If you were watching ESPN the day before the season began, you may have caught a glimpse of Barry Melrose predicting Steven Stamkos of the Tampa Bay Lightning and Alex Ovechkin of the Washington Capitals would score 60 goals this coming season.
Sixty goals, Barry? Really?
I guess the prediction makes sense. Ovi scored 65 goals during the 2007-08 season, and the only other player to get 60 goals since then was Stamkos, who scored exactly 60 during the 2011-12 season.
But is it really a viable prediction? I think its somewhat too optimistic. Nevertheless, I think Ovi will get at least 45 goals this season, and he might even score 50 or more.
In 2013, Ovi was the Great Eight once again. He collected 21 goals over the final 20 games of the regular season. Ovi claimed the Rocket Richard Trophy for a third time—the first player to do so—with 32 goals.
Ovi actually equalled the number of goals he scored during the entire 2010-2011 season, when he also scored 32—and he did it in 31 fewer games. Ovechkin's performance was enough to earn him a third Hart Memorial Trophy as the NHL MVP.
Ovi would have been on pace to score 55 goals had the 2012-13 season been of the 82-game variety. That would have been his third-highest total ever. The question now is whether he can maintain that pace this season.
One thing in his favor is just how deadly Ovi is when the Caps are on the power play. There is no more dangerous player in the NHL when his team has a man advantage than Ovechkin.
Last season, half of Ovi's goals were scored on the power play. No one was really close to Ovechkin in this category. Stamkos was a somewhat distant second with 10 power-play goals.
What has to be frustrating for the opposition is that it knows what is coming. It is no secret that Ovi is going to float to the left faceoff circle and try and set up for a slap shot or for one of the best wrist shots in the game.
Everyone knows this—and no one can seem to stop it.
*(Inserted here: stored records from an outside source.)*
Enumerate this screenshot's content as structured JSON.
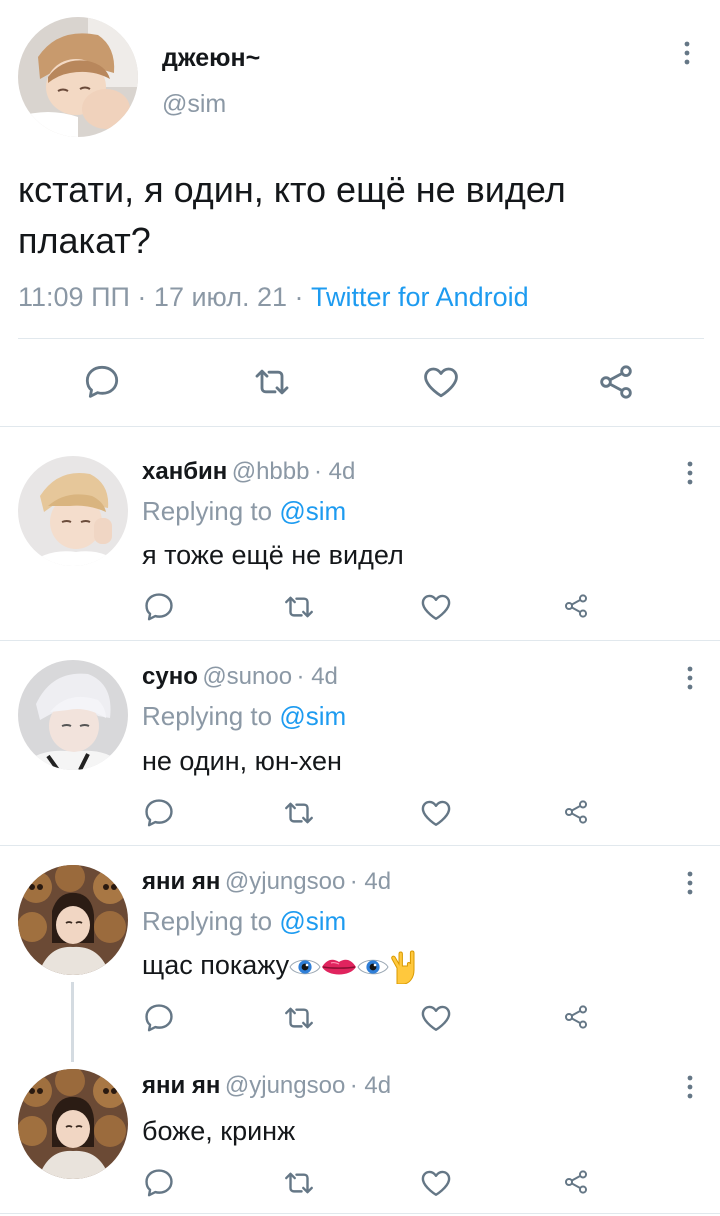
{
  "main_tweet": {
    "display_name": "джеюн~",
    "handle": "@sim",
    "text": "кстати, я один, кто ещё не видел плакат?",
    "time": "11:09 ПП",
    "dot1": "·",
    "date": "17 июл. 21",
    "dot2": "·",
    "source": "Twitter for Android",
    "actions": [
      "reply-icon",
      "retweet-icon",
      "like-icon",
      "share-icon"
    ]
  },
  "replies": [
    {
      "display_name": "ханбин",
      "handle": "@hbbb",
      "meta": "· 4d",
      "replying_prefix": "Replying to",
      "replying_to": "@sim",
      "text": "я тоже ещё не видел"
    },
    {
      "display_name": "суно",
      "handle": "@sunoo",
      "meta": "· 4d",
      "replying_prefix": "Replying to",
      "replying_to": "@sim",
      "text": "не один, юн-хен"
    },
    {
      "display_name": "яни ян",
      "handle": "@yjungsoo",
      "meta": "· 4d",
      "replying_prefix": "Replying to",
      "replying_to": "@sim",
      "text": "щас покажу",
      "emoji": [
        "eye",
        "lips",
        "eye",
        "love-you-gesture"
      ]
    },
    {
      "display_name": "яни ян",
      "handle": "@yjungsoo",
      "meta": "· 4d",
      "text": "боже, кринж"
    }
  ],
  "colors": {
    "accent": "#1d9bf0",
    "secondary_text": "#8b98a5",
    "divider": "#e1e8ed",
    "icon": "#657786"
  }
}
It is almost unfair at times. Ovechkin has one of the best shots in the NHL, whether it is a one-timer, a slap shot or a wrister. To give him a clear line of sight to the goalie—with all that skill at his disposal—well...good luck stopping that.
And more often than not, opponents can't stop him. We saw this again in the season opener against Chicago. What was even more frustrating was that the Hawks played it pretty well and actually got a stick on the feed from Mikhail Grabovski. It did not matter. Ovi still fired the deflected puck past Corey Crawford for his first goal of the season.
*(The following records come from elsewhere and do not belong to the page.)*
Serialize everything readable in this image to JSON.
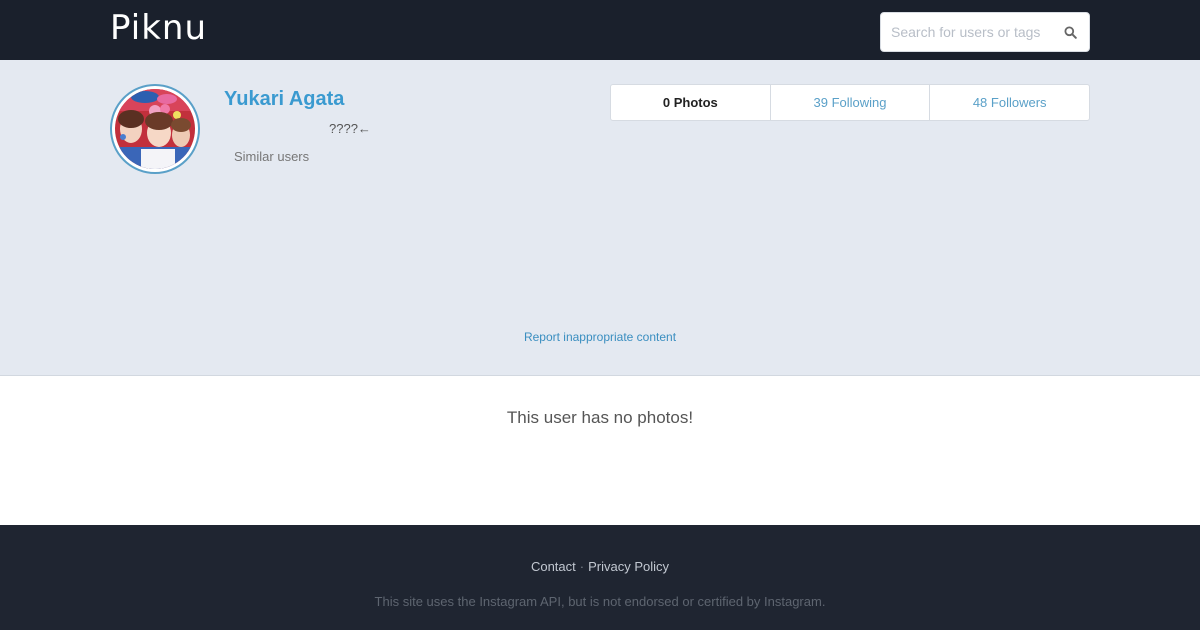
{
  "header": {
    "logo": "Piknu",
    "search": {
      "placeholder": "Search for users or tags",
      "icon": "search-icon"
    }
  },
  "profile": {
    "name": "Yukari Agata",
    "bio": "????←",
    "similar_users_label": "Similar users",
    "avatar_icon": "profile-photo"
  },
  "stats": {
    "photos": "0 Photos",
    "following": "39 Following",
    "followers": "48 Followers"
  },
  "report_label": "Report inappropriate content",
  "content": {
    "empty_message": "This user has no photos!"
  },
  "footer": {
    "contact": "Contact",
    "separator": "·",
    "privacy": "Privacy Policy",
    "note": "This site uses the Instagram API, but is not endorsed or certified by Instagram."
  },
  "colors": {
    "header_bg": "#1a202c",
    "profile_bg": "#e4e9f1",
    "accent": "#3a9ad0",
    "footer_bg": "#1f2531"
  }
}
Ovi did not score a goal until the fifth game of the season in 2012-13. He had only two goals through the first 10 games of the season.
He already has a goal in his first game this season and is now comfortable in his role as a right winger under Adam Oates' system.
Look for Ovi to score at least 45 goals, and if can maintain his current pace, then perhaps Melrose's prediction might not be so far off after all.